Cook serves an appetiser before the main course
For a series as important as one England and India head into, setting the tone in the first game of the tour is imperative. And at four down for 133 in their opening warm-up game against India 'A', England risked conceding the upper hand to the hosts. Anand Sachar reports. Captain clicksindia Updated: Nov 05, 2012 16:37 IST
For a series as important as one England and India head into, setting the tone in the first game of the tour is imperative. And at four down for 133 in their opening warm-up game against India 'A', England risked conceding the upper hand to the hosts.
However, England's new Test skipper Alastair Cook again underlined his class first up in a country where he has enjoyed batting, ensuring by stumps that England would head into the last day's play as a satisfied camp.
The left-handed opener made a statement with his unbeaten century, raising an unbroken 153-run partnership with Samit Patel (82*) to particularly expose the quality of pace bowling in the India 'A' ranks.
After a deftly pushing Suresh Raina's spin to square leg for a single, Cook raised his bat to acknowledge the applause from the dressing room, celebrating in an understated manner.
Cook's unbeaten century at the Brabourne stadium was without cracks and held the innings together. Patel played the supporting role to perfection, as England, replying to the India 'A' first innings of 369 all out, reached 286 for four at stumps. This was after James Anderson took just one delivery to end the India 'A' innings.
India holds a special place in Cook's heart. In 2006, he flew in half way across the world from the West Indies, where he was with the 'A' team, to straightaway replace the injured Michael Vaughan for the first Test in Nagpur.
The 20-year-old eased into the big stage with a half century and struck a century in the second, in tough conditions and against shrewd spin bowling, signalling the arrival of a special talent.
Cook has a major task on hand, helping England clinch their first Test series in India since 1984-85.
Apart from grooming young batsmen on how to tackle spin, Cook also has the task of keeping the team united.
And if Kevin Pietersen's involvement on the field on Day 1 was anything to go by, the captain seems to have made sure that his 'reintegration' in the side has been smooth.
All eyes were on Pietersen, who seemed to be playing a typically aggressive knock until he gave a return catch to Yuvraj Singh, the man whom he had jokingly dubbed the 'pie-chucker'.

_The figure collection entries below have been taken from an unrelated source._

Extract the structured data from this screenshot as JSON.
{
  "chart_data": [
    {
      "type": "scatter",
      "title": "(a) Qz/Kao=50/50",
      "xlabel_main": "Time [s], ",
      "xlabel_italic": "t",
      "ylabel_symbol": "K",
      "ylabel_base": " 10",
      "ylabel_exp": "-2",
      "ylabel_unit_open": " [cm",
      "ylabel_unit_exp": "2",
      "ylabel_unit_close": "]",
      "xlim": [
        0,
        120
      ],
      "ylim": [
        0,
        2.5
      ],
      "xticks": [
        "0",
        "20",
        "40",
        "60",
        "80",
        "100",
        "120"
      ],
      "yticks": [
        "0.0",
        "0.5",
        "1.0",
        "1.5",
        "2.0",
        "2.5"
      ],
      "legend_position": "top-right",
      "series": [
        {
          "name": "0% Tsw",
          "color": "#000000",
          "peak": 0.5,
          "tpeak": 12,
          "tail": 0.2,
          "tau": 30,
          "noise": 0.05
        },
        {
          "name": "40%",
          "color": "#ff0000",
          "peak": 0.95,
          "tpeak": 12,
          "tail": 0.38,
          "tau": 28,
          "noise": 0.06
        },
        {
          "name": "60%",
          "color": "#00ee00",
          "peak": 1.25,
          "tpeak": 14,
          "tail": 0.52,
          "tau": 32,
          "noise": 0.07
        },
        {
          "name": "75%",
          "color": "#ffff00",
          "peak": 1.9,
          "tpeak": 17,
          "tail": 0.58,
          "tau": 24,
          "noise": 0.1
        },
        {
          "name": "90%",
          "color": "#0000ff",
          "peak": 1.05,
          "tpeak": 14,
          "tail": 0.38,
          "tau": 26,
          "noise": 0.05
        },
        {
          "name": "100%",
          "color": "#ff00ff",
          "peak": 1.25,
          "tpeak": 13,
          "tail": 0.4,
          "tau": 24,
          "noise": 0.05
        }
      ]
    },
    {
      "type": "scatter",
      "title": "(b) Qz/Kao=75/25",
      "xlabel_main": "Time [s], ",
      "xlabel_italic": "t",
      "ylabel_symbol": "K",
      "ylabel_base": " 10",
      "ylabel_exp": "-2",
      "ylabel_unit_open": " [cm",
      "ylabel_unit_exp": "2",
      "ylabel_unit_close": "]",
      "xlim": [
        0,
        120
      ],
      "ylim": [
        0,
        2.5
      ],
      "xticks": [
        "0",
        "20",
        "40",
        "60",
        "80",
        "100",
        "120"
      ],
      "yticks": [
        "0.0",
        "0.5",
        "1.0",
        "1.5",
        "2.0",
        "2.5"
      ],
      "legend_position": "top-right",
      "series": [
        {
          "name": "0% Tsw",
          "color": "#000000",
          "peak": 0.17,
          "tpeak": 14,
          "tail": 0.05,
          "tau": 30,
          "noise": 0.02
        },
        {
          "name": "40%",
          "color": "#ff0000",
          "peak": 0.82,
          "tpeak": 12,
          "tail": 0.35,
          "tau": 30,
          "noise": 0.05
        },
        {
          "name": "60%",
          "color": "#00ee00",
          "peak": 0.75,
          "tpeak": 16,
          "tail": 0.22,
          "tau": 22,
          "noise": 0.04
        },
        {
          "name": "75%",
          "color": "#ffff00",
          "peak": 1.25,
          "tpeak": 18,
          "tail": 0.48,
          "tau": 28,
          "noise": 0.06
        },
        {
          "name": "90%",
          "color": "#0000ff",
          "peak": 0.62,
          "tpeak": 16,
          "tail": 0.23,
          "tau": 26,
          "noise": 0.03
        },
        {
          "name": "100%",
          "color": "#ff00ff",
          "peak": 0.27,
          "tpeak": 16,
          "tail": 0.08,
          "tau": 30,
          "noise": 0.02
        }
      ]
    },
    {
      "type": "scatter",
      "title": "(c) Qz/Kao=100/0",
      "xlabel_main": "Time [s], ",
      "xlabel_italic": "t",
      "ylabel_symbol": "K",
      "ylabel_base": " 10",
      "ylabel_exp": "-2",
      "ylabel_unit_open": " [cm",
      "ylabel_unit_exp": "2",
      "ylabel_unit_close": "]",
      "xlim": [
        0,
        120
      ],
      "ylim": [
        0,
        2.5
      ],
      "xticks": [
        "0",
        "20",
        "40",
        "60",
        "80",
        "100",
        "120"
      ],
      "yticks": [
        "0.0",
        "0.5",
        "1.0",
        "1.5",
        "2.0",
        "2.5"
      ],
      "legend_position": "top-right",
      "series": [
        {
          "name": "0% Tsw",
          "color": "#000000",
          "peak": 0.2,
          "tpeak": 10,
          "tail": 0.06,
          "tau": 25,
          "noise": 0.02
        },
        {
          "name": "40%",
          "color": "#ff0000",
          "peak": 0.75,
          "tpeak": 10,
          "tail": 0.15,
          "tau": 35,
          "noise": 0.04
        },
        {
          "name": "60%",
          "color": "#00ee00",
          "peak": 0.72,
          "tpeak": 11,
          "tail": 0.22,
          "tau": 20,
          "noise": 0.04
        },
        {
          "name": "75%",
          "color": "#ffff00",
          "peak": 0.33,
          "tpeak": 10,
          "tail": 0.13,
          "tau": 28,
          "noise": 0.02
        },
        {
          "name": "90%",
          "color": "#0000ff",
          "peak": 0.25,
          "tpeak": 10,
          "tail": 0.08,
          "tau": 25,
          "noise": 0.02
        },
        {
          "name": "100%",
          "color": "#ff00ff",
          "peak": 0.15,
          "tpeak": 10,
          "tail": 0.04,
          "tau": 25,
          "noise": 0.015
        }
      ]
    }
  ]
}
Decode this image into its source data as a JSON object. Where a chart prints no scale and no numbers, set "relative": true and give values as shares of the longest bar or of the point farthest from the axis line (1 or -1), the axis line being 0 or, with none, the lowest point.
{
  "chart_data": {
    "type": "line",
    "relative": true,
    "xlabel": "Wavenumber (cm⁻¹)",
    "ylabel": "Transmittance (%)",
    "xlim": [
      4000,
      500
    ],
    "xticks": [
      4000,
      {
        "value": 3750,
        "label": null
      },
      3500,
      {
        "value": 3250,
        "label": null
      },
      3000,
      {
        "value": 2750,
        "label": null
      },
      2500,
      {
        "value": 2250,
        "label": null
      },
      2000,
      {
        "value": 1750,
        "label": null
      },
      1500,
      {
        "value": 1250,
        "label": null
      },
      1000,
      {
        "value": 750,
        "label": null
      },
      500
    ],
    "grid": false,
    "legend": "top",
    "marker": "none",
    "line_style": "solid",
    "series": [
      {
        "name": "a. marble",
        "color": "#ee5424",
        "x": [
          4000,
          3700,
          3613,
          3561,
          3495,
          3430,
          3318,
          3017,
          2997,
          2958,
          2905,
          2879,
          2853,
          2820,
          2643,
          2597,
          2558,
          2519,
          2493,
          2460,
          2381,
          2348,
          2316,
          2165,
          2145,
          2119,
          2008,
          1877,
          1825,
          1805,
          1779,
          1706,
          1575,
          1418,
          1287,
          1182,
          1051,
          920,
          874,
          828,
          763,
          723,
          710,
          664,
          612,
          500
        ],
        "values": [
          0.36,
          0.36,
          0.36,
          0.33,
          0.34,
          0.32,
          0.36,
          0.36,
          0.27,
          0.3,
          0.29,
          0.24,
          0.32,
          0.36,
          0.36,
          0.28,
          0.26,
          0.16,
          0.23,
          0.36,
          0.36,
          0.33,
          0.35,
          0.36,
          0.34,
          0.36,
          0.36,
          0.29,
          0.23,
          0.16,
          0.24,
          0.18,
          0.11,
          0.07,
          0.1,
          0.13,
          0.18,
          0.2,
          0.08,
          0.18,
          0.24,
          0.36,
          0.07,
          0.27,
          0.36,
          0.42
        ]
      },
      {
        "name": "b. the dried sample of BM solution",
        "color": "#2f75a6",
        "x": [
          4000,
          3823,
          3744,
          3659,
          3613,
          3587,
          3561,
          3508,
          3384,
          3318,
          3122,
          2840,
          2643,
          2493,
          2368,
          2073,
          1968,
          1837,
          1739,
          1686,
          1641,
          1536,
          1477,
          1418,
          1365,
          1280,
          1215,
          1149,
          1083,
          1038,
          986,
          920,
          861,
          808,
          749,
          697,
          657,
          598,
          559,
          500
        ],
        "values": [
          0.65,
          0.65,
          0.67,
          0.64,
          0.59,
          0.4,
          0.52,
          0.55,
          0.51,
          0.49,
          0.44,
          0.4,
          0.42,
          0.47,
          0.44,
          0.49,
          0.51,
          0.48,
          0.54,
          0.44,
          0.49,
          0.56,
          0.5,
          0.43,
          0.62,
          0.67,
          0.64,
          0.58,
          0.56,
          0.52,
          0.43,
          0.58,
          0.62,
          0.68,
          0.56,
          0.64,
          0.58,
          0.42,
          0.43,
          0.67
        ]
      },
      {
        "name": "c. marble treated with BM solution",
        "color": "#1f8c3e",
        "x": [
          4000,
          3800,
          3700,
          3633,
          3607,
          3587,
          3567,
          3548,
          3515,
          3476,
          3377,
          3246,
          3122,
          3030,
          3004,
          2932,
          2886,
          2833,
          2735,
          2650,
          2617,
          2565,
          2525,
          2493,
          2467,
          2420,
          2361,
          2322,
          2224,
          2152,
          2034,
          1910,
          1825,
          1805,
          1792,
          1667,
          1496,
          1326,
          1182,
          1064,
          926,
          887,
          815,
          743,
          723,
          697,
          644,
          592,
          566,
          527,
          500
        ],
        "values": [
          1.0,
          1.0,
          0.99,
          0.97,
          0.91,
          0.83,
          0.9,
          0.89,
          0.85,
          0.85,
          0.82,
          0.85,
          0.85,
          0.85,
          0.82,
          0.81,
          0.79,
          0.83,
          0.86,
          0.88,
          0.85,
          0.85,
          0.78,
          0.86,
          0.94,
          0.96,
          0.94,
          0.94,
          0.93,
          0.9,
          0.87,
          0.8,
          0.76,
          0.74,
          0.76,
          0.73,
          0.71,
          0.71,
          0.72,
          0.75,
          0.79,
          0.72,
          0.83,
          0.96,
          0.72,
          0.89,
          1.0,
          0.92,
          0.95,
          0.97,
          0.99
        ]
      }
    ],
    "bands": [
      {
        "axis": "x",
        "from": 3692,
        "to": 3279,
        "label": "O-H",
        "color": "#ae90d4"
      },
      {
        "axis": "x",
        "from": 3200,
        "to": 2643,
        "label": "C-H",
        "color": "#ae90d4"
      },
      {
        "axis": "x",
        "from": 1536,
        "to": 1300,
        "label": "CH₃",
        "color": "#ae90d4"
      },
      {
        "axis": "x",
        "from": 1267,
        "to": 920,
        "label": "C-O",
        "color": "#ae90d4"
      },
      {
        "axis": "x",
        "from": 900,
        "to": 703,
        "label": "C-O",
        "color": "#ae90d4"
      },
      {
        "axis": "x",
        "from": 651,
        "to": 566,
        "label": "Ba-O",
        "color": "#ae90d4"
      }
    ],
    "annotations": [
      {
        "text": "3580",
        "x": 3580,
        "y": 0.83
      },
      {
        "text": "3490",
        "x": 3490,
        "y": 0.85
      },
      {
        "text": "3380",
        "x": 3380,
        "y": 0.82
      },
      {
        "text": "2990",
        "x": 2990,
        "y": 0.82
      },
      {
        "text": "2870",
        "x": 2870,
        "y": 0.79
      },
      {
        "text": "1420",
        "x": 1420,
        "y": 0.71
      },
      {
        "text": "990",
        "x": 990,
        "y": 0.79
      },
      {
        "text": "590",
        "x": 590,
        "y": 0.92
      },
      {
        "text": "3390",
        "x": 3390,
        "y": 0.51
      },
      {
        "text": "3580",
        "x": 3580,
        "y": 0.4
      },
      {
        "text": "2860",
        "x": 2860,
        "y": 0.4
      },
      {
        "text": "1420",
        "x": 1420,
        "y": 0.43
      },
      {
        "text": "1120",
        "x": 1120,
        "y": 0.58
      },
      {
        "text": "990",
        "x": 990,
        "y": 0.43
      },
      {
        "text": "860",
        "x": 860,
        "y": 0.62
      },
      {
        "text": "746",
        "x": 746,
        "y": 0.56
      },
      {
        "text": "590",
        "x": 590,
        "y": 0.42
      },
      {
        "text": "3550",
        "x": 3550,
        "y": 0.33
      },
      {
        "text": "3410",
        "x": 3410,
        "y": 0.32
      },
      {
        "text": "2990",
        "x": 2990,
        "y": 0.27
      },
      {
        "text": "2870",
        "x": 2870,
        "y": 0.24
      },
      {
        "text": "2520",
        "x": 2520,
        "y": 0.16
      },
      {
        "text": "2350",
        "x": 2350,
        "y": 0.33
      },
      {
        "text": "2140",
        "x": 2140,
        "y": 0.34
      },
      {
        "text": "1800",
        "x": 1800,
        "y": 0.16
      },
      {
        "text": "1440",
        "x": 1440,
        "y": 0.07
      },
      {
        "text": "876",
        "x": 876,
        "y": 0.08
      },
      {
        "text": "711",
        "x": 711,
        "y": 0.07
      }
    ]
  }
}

Yuvraj, having got a fluent fifty on Day 1, picked up a sharp return catch off Pietersen and had Ian Bell caught at first slip. Raina bowled Trott (56) with a ball which spun in sharply as the part-time spinners made up somewhat for the ordinary effort by the pacers.
There were no slogs, just textbook cover drives and square cuts from Cook. He was beaten on a couple of occasions by Ashok Dinda, but the opener played the other bowlers with ease.
Patel was the beneficiary of a couple of chances given by wicketkeeper Wriddhiman Saha. However, as the innings progressed, the all-rounder stepped down the wicket to tackle the spinners comfortably.
Dinda looked the most impressive among the pacers. He dismissed Nick Compton (0) in the first over with a ball that moved away.
He also maintained exaggerated eye-contact after hitting Jonathan Trott with a bouncer, but the aggression did not translate into more success.
England paceman Steve Finn was ruled out of the rest of the game with a right thigh strain. An ECB spokesperson said his injury will be assessed over the next couple of days to determine a rehabilitation programme.